Das letzte Wort hatte nochmals Janocha. Er appellierte ein weiteres Mal: „Denken Sie nochmals über Ihr Verhalten nach.“ Zudem kündigte er an, man werde vonseiten der Verwaltung prüfen, wie das Gremium mit dem Stadtrat umgehen wird, wenn dieser weiterhin gegen die Verabredung verstößt.
Dafür wäre Hauptamtsleiter Timo Mäule zuständig. Der Amtsleiter ist selbst nicht glücklich, dass es von der Politik noch keine konkrete Handlungsempfehlung zu diesem speziellen Fall gibt. Auf Anfrage sagt er gestern: „Wir dürfen einem gewählten Mitglied eines Gremiums die Teilnahme an einer Sitzung nicht verwehren. Solche Sitzungen sind explizit aus der Verordnung ausgenommen.“ Die Verordnung also, laut der sich nicht mehr als zehn Personen aus mehr als zwei Haushalten treffen dürfen. Mäule wundert sich jedoch, dass sich Degler so vehement gegen die Maskenpflicht wehrt, vor allem beim derzeitigen Infektionsgeschehen. Schließlich handele es sich laut Mäule um keinen großen Einschnitt. Sobald die Stadträte am Platz sind, dürfen sie die Maske wieder abnehmen, da sie extrem weit auseinander sitzen. Es handelt sich also nur um dem Weg bis zum Platz.
Von Matthias Nothstein
Schon lange vor der Pandemie, als es noch keine Masken gab, lautete eine Handlungsempfehlung in der Auseinandersetzung mit der AfD, den jeweiligen Vertretern die Maske vom Gesicht zu reißen und deren undemokratisches Gebaren offen zu legen. Nun, im Backnanger Fall hat dies der örtliche AfD-Stadtrat Steffen Siggi Degler im wörtlichen Sinn selbst getan. Und was unter der Maske an unkollegialer Haltung zum Vorschein kommt, ist erschreckend: Egoismus, unsolidarisches Verhalten, Sturheit. Selbst als mehrere Fraktionsvorsitzende mit all ihrer großen Lebenserfahrung und zum Teil in gütigen Worten an den jungen AfD-Rat appellieren, prallen diese Bitten an ihm ab wie an einem trotzigen Kleinkind. Da es sich bei dem Wunsch nur um einen kleinen Gefallen handelt, ist es nur reiner Egoismus, diesen nicht zu erfüllen.

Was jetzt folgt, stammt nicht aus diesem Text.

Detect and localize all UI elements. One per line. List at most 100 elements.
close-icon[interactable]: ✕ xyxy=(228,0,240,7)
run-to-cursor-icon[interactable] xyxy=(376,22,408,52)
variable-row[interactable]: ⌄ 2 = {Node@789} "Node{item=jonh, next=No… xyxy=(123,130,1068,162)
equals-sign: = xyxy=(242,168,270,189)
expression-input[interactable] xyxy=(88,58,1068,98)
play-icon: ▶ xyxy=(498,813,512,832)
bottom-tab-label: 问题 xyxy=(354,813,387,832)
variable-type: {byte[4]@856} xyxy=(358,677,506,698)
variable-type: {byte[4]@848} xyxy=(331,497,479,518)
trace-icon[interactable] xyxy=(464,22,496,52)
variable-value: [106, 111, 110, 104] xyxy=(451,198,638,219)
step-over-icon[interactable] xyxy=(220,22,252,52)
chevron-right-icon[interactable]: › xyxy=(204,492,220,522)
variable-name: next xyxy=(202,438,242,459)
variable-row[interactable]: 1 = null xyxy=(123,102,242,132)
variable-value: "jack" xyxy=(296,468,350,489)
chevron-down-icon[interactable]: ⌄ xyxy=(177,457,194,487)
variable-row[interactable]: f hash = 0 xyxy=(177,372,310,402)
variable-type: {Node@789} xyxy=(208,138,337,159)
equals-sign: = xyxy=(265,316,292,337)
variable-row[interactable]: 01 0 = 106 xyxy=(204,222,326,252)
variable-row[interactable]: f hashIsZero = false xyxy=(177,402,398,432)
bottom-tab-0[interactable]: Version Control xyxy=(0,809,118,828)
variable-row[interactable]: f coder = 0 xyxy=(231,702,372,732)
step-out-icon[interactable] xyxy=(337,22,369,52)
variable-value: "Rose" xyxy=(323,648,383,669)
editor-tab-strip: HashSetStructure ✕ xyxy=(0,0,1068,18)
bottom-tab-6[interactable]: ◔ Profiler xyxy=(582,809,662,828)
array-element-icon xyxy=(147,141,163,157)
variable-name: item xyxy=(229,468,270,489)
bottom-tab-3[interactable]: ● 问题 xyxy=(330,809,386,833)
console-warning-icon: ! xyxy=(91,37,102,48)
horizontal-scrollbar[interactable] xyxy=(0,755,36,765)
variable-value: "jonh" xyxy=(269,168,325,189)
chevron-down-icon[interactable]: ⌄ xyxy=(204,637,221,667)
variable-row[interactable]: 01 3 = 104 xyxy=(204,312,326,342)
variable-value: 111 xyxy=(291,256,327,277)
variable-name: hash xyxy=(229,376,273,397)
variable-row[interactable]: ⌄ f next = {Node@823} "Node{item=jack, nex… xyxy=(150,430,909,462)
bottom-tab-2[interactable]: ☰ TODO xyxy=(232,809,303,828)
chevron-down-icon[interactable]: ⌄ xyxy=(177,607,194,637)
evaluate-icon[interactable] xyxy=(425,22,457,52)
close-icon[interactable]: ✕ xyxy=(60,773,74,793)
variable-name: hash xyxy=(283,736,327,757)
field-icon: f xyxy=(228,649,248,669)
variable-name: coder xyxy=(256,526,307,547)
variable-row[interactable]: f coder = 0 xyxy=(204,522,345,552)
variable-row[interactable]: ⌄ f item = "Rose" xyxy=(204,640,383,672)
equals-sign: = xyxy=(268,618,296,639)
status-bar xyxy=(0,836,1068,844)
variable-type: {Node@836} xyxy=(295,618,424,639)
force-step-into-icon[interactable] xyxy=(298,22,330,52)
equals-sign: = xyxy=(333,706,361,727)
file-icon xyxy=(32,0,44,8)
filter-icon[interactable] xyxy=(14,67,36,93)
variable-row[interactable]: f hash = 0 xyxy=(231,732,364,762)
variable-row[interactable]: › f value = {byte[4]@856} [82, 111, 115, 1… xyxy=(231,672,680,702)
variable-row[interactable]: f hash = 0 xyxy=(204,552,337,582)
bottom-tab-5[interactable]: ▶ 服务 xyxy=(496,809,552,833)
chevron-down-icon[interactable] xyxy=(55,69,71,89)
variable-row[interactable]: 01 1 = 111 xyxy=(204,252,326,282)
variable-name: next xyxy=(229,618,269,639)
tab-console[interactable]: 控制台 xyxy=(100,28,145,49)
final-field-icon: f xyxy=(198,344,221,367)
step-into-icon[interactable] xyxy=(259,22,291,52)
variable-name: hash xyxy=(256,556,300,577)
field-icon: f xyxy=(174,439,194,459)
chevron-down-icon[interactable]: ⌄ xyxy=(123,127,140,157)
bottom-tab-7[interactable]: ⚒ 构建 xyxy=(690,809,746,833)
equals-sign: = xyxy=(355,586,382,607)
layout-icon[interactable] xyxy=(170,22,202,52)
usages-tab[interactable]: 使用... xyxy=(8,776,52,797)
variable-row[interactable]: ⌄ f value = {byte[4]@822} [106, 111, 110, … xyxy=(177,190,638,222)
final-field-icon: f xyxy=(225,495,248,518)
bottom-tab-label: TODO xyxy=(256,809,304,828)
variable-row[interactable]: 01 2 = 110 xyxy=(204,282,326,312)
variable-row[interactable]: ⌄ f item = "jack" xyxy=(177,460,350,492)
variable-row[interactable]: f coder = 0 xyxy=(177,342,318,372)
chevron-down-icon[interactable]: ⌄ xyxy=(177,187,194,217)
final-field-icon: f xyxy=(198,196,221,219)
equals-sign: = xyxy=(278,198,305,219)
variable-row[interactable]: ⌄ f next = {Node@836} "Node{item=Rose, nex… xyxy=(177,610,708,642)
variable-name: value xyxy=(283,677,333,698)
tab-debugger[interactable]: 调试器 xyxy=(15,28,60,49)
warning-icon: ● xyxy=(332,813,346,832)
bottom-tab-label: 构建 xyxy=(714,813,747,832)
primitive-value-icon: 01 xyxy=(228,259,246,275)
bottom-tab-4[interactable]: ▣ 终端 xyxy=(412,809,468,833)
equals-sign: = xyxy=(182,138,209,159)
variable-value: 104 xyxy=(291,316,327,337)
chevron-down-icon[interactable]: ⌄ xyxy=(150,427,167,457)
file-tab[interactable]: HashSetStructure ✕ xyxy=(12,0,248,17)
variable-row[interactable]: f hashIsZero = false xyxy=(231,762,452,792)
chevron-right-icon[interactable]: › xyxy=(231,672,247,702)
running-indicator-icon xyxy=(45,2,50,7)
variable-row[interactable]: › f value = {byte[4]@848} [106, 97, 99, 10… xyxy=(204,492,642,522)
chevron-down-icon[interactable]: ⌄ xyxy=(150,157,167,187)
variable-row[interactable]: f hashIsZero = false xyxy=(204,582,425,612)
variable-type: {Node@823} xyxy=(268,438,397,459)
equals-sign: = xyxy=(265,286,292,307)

Interessant wird nun sein, wie das Gremium nach dieser Provokation mit dem AfD-Rat weiter verfährt. In einer Demokratie muss man die Regeln einhalten, auf die sich die Mehrheit verständigt hat. Jeder, der dies nicht tut, lebt damit auch vor, dass er von Demokratie nichts hält. Und da droht Gefahr. Im Kleinen als auch im Großen. Wehret den Anfängen.